Impacts having impacts —

End-Cretaceous asteroid impact seems to have juiced seafloor volcanoes

Add another item to the “things that went wrong” list during mass extinction.

An octopus at the edge of some recently erupted seafloor shakes its fist in remembrance of the lives lost during the end-Cretaceous extinction.
Enlarge / An octopus at the edge of some recently erupted seafloor shakes its fist in remembrance of the lives lost during the end-Cretaceous extinction.
Bill Chadwick, Oregon State University, and ROV Jason, Woods Hole Oceanographic Institution

The mass extinction at the end of the Cretaceous, which terminated the reign of the dinosaurs, is nothing if not imagination fuel. It’s hard to wrap your head around a cataclysm of such impossible scale, but it’s easy to drown in ideas about how it played out.

The impact of an asteroid off what is today the Yucatán Peninsula, near the town of Chicxulub, seems to be a straightforward entry in the “unusually bad” column. The subsequent global wildfires and soot-blackened skies expands the scale a bit. But the extinction event took place at the same time as the massive Deccan Traps volcanic eruptions in modern-day India, which began even before the Chicxulub impact.

A lot of work has looked at the extent to which the Deccan Traps eruptions influenced the extinctions, and many experts have considered whether the impact could have boosted the eruption rate on the other side of the world. But a new study by Joseph Byrnes at the University of Minnesota and Leif Karlstrom at the University of Oregon headed off in a different direction: were other, additional volcanoes affected by the impact?

For most lone volcanoes, that would be a very difficult question to answer. The mid-ocean ridges on the seafloor, however, keep records. These ridges are plate-tectonic rifts where magma rises to create oceanic rock that the seafloor on either side pulls away like twin conveyor belts. That means you can read the history of the mid-ocean ridge volcanism by examining the seafloor, with distance from the rift related to time. If the Chicxulub impact stimulated mid-ocean ridges to barf up more lava, you should find some 66-million-year-old seafloor that is thicker than its surroundings.

To see if this was the case, Byrnes and Karlstrom relied primarily on satellite measurements of variations in Earth’s gravitational pull. Gravity varies ever so slightly based on the thickness and density of Earth’s crust. So as the satellite passes over thicker seafloor, it registers just a little more gravitational pull. The researchers also checked with a global dataset of seafloor topography, but that data is actually partly derived from the same gravity measurements.
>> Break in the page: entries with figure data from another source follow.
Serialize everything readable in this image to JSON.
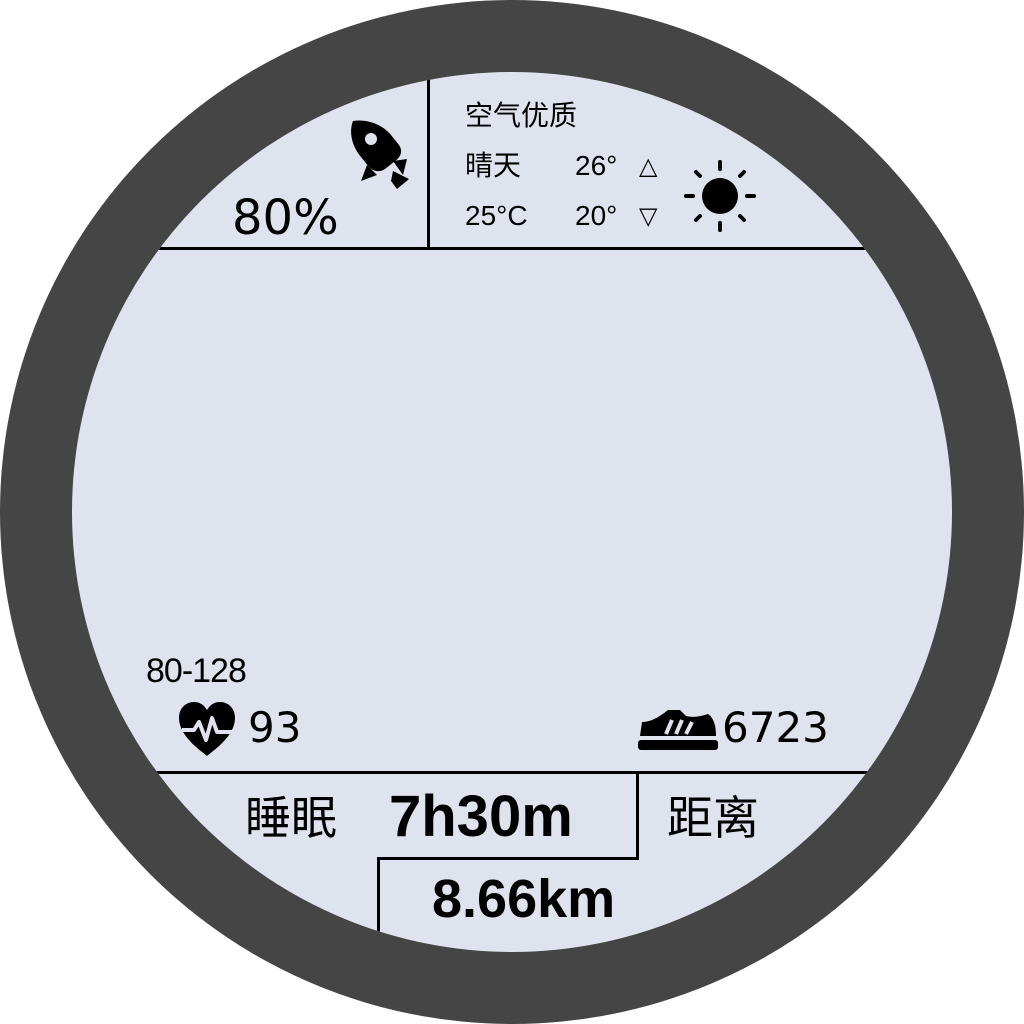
{
  "battery": {
    "percent_text": "80%",
    "icon": "rocket-icon"
  },
  "weather": {
    "air_quality": "空气优质",
    "condition": "晴天",
    "current_temp": "25°C",
    "high_temp": "26°",
    "low_temp": "20°",
    "high_indicator": "△",
    "low_indicator": "▽",
    "icon": "sun-icon"
  },
  "heart_rate": {
    "range": "80-128",
    "value": "93",
    "icon": "heart-pulse-icon"
  },
  "steps": {
    "value": "6723",
    "icon": "shoe-icon"
  },
  "sleep": {
    "label": "睡眠",
    "value": "7h30m"
  },
  "distance": {
    "label": "距离",
    "value": "8.66km"
  },
  "colors": {
    "bezel": "#454545",
    "face": "#dfe3ee",
    "ink": "#000000"
  }
}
There are ridges all around the globe, but the researchers pooled the data by dividing the oceans into a grid tagged with the age of the seafloor in each location. Then they could analyze all the 1 million-year-old seafloor regions together, the 2 million-year-old seafloor regions as a group, and so on back to 100 million years ago (that includes most of the Earth’s seafloor).

In the end, the researchers found an anomalous bump of high-gravity measurements right at the time of the mass extinction 66 million years ago. The same thing could be seen in the seafloor topography data, although it stands out less clearly. However, this is only true for the faster-spreading mid-ocean ridges of the Pacific and Indian Oceans. Slower spreading in the Atlantic means that the history recorded in the seafloor is squished together, and this pattern was hard to see—or it might just not be there.
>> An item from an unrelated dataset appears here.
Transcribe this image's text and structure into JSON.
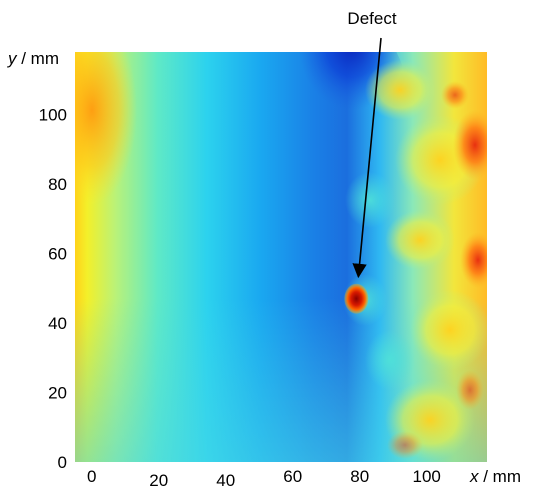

Anomalously thick ocean crust (red is thickest) shown where it was when it formed 66 million years ago.
Enlarge / Anomalously thick ocean crust (red is thickest) shown where it was when it formed 66 million years ago.

The researchers tried to estimate the amount of extra erupted lava represented by these bands of thickened seafloor. They came up with something in the neighborhood of a few hundred thousand to several million cubic kilometers. For context, the Deccan Traps eruptions—which were likely a large part of the mass extinction—spewed a total of around one million cubic kilometers of lava.

The idea here is that the massive release of seismic energy from the Chicxulub impact would shake up the molten rock beneath the mid-ocean ridges, temporarily causing more to reach the surface. That might have boosted seafloor eruptions for thousands or tens of thousands of years.

The researchers note that this lends some support to suggestions that the impact event affected the Deccan Traps eruptions—linking the two killers to some degree. But this also adds (at least) a third killer to the equation. Increasing seafloor eruptions would add to the misery in the oceans and could explain some previously identified chemical clues. Land and ocean records both show a shift in carbon isotopes, but it lasts much longer in the oceans—which could be because of volcanic gases and increased hydrothermal vent activity on the seafloor. Lithium isotopes, too, record a sudden change in the ocean that could be the result of seafloor eruptions.

There is also fossil evidence of marine extinctions that could be explained by significant ocean acidification, the researchers say. That could make more sense if mid-ocean ridge eruptions were pumping out extra CO2.

Increased volcanism apart from the Deccan Traps eruptions adds yet another element to account for as we puzzle over the end-Cretaceous apocalypse. It seems that any time you think you know how bad that event was, you find out it was even worse.

Science Advances, 2018. DOI: 10.1126/sciadv.aao2994  (About DOIs).